2.F Compute the best lambda and sigma, and plot the related separating functions with 0%, 5%, 10%, 20%, 30%, 40% of flipped labels. How do the parameters differ, and the curves?
3.A Repeat the experiment in section 2, with less points (70, 50, 30, 20) and 5% of flipped labels.

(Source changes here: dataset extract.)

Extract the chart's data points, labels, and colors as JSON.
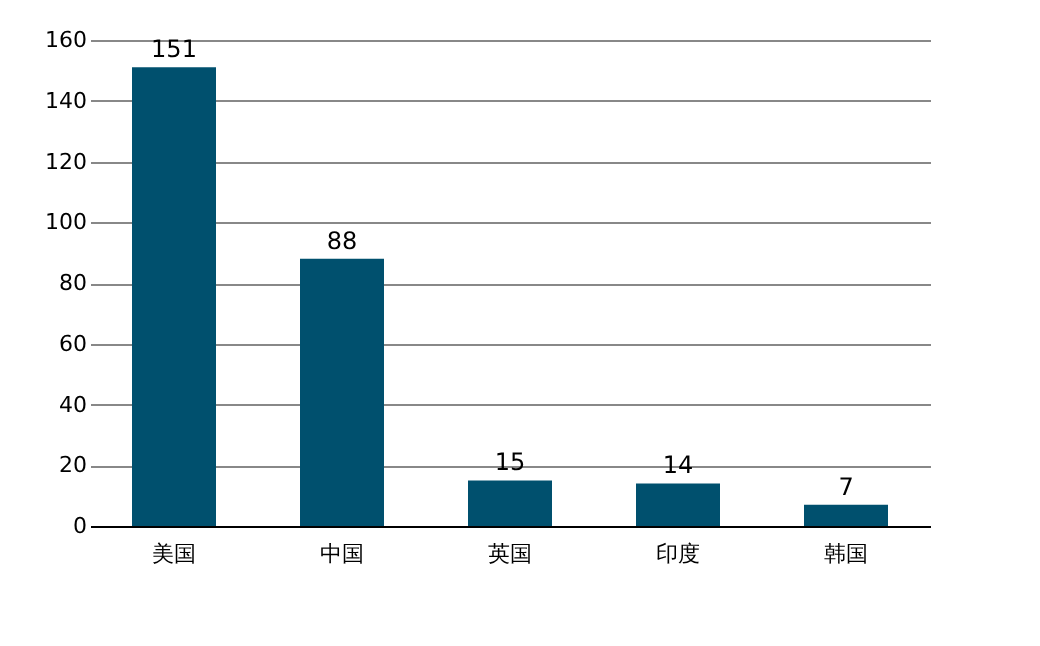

How do the parameters vary with
respect to the number of points?
3.B Repeat
the experiment in section 1 with the polynomial kernel (kernel
= 'polynomial')
and with parameters lambda in the interval [10, 0] and p, the
exponent of the polynomial kernel, in {10,9,...,1}.
3.C Perform the Exercise 2.F with the polynomial kernel and the following range of parameters.
IntKerPar = [1, 2, 3, 4, 5, 6, 7, 8, 9, 10];
intLambda = [5, 2, 1, 0.7, 0.5, 0.3, 0.2, 0.1, 0.05, 0.02, 0.01, 0.005, 0.002, 0.001, 0.0005, 0.0002, 0.0001,0.00001,0.000001];
What
is the best exponent for the polynomial kernel on this problem? Why?
3.D Analyze the eigenvalues of the Gram matrix for the polynomial kernel with different values of p (plot them by using semilogy). What happens with different p? Why?